Сидон, ни слова не говоря больше, подошел к Шелаху вплотную, тот от страха даже не в силах был сдвинуться с места, а сын Ханаха схватил его одной рукой за волосы, другой за плечо, приподнял его и швырнул прямо в ежевичный куст. Потом он повернулся и пошел прочь, оставив в таком жалком положении скулящего, словно щенка Шелаха. Тот, некоторое время сидел в кусте, не шевелясь, и силился сообразить, за что это ему вдруг такая напасть с утра пораньше. Потом, весь исцарапанный, Шелах стал медленно, чтобы не исцарапаться больше, выкарабкиваться из колючего куста, и когда вылез, его вдруг осенило: «Это наверняка Каинан вчера, когда я оделся в его хитон, а он взял мою кожу, пошел, и, под моим видом, что-то там натворил, что-то сделал там против Сидона».

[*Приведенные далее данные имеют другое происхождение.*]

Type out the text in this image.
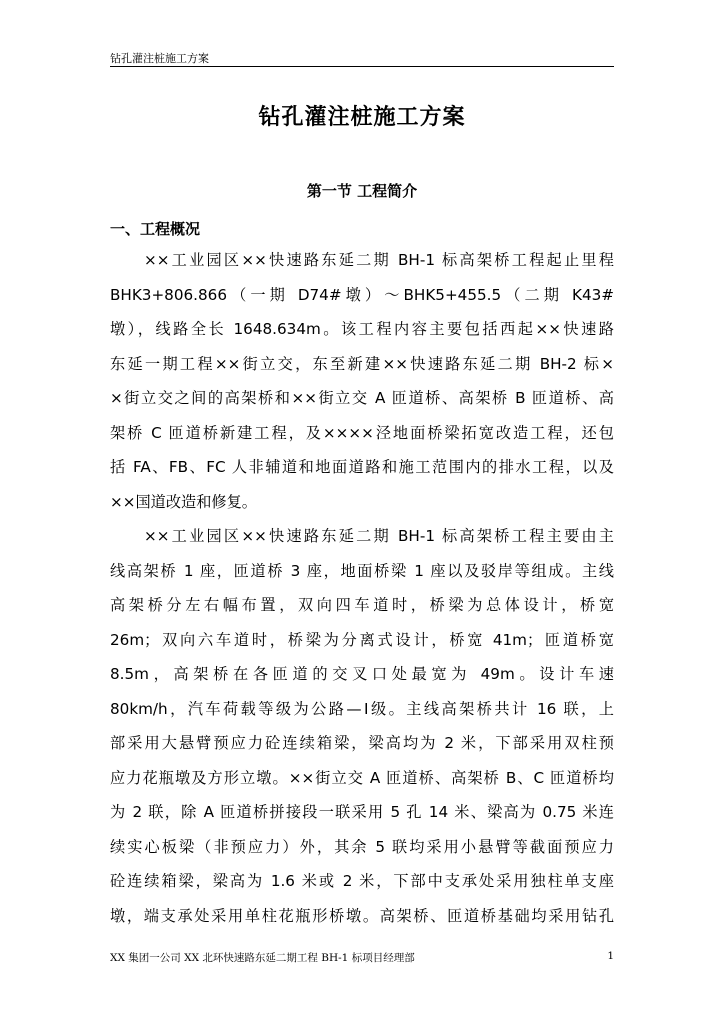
钻孔灌注桩施工方案
钻孔灌注桩施工方案
第一节 工程简介
一、工程概况
××工业园区××快速路东延二期 BH-1 标高架桥工程起止里程
BHK3+806.866（一期 D74#墩）～BHK5+455.5（二期 K43#
墩），线路全长 1648.634m。该工程内容主要包括西起××快速路
东延一期工程××街立交，东至新建××快速路东延二期 BH-2 标×
×街立交之间的高架桥和××街立交 A 匝道桥、高架桥 B 匝道桥、高
架桥 C 匝道桥新建工程，及××××泾地面桥梁拓宽改造工程，还包
括 FA、FB、FC 人非辅道和地面道路和施工范围内的排水工程，以及
××国道改造和修复。
××工业园区××快速路东延二期 BH-1 标高架桥工程主要由主
线高架桥 1 座，匝道桥 3 座，地面桥梁 1 座以及驳岸等组成。主线
高架桥分左右幅布置，双向四车道时，桥梁为总体设计，桥宽
26m；双向六车道时，桥梁为分离式设计，桥宽 41m；匝道桥宽
8.5m，高架桥在各匝道的交叉口处最宽为 49m。设计车速
80km/h，汽车荷载等级为公路—Ⅰ级。主线高架桥共计 16 联，上
部采用大悬臂预应力砼连续箱梁，梁高均为 2 米，下部采用双柱预
应力花瓶墩及方形立墩。××街立交 A 匝道桥、高架桥 B、C 匝道桥均
为 2 联，除 A 匝道桥拼接段一联采用 5 孔 14 米、梁高为 0.75 米连
续实心板梁（非预应力）外，其余 5 联均采用小悬臂等截面预应力
砼连续箱梁，梁高为 1.6 米或 2 米，下部中支承处采用独柱单支座
墩，端支承处采用单柱花瓶形桥墩。高架桥、匝道桥基础均采用钻孔
XX 集团一公司 XX 北环快速路东延二期工程 BH-1 标项目经理部	1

Первою мыслью Шелаха было: бежать вдогонку Сидону и всё ему рассказать о том, что вчера произошло между ним и братом. Потом расспросить его, что Каинан наделал после того, как облачился в его одежду. Он хотел разобраться во всем самому, и всё объяснить Сидону. Однако жгучая неприязнь к первенцу Ханаха остановила его. «Чего это я буду перед ним рассыпаться?» – Спросил он себя и ничего сам себе не ответил. Сейчас в Шелахе сидела обида и неприязнь к своему собственному брату даже большая, чем к Сидону. Он испытывал, чуть ли не ненависть к тому, с кем, во времена оные, провел вместе, без малого, десять лун в одном чреве, но с кем, по семейным преданьям, еще в материнской утробе он соперничал и боролся.

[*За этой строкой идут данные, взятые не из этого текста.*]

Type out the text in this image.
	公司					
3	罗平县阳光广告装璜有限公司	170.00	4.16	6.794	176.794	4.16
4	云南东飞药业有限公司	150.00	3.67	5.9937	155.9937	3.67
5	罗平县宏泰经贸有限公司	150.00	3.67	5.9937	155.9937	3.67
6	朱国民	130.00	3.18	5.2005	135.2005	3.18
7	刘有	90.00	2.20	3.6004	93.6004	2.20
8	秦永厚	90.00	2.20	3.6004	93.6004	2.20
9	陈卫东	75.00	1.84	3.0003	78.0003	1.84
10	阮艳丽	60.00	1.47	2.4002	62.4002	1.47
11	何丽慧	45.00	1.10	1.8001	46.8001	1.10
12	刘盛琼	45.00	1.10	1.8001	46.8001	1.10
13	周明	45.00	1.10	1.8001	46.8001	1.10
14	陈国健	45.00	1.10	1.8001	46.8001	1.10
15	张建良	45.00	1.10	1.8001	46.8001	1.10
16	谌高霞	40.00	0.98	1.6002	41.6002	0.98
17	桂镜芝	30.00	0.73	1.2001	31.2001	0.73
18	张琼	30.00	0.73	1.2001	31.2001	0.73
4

Весь пылая обидой и болью, Шелах поднялся с земли и направился, куда глаза глядят, под палящим солнцем, ступая по острым камням, продираясь сквозь колючий кустарник, без цели, без мыслей, без слёз. Одна только мысль свербела его: «За что? За что? За что?» И вдруг его осенило: «Это вчера Каинан, облаченный в мою козью шкуру, нанес какую-то обиду Сидону, выдавая себя за меня! – Воскликнул в сердце своем Шелах. – Я понял, он сделал это нарочно! Вот почему он не стал гнаться за мною, когда я надел его поганый хитон. Вот почему, вчера вечером, когда мы снова менялись одеждами, он не стал ни ссориться, ни ругаться, а только гаденько улыбался! Он задумал это давно!» И злоба на Сидона в Шелахе вдруг целиком и полностью перекинулась на своего брата.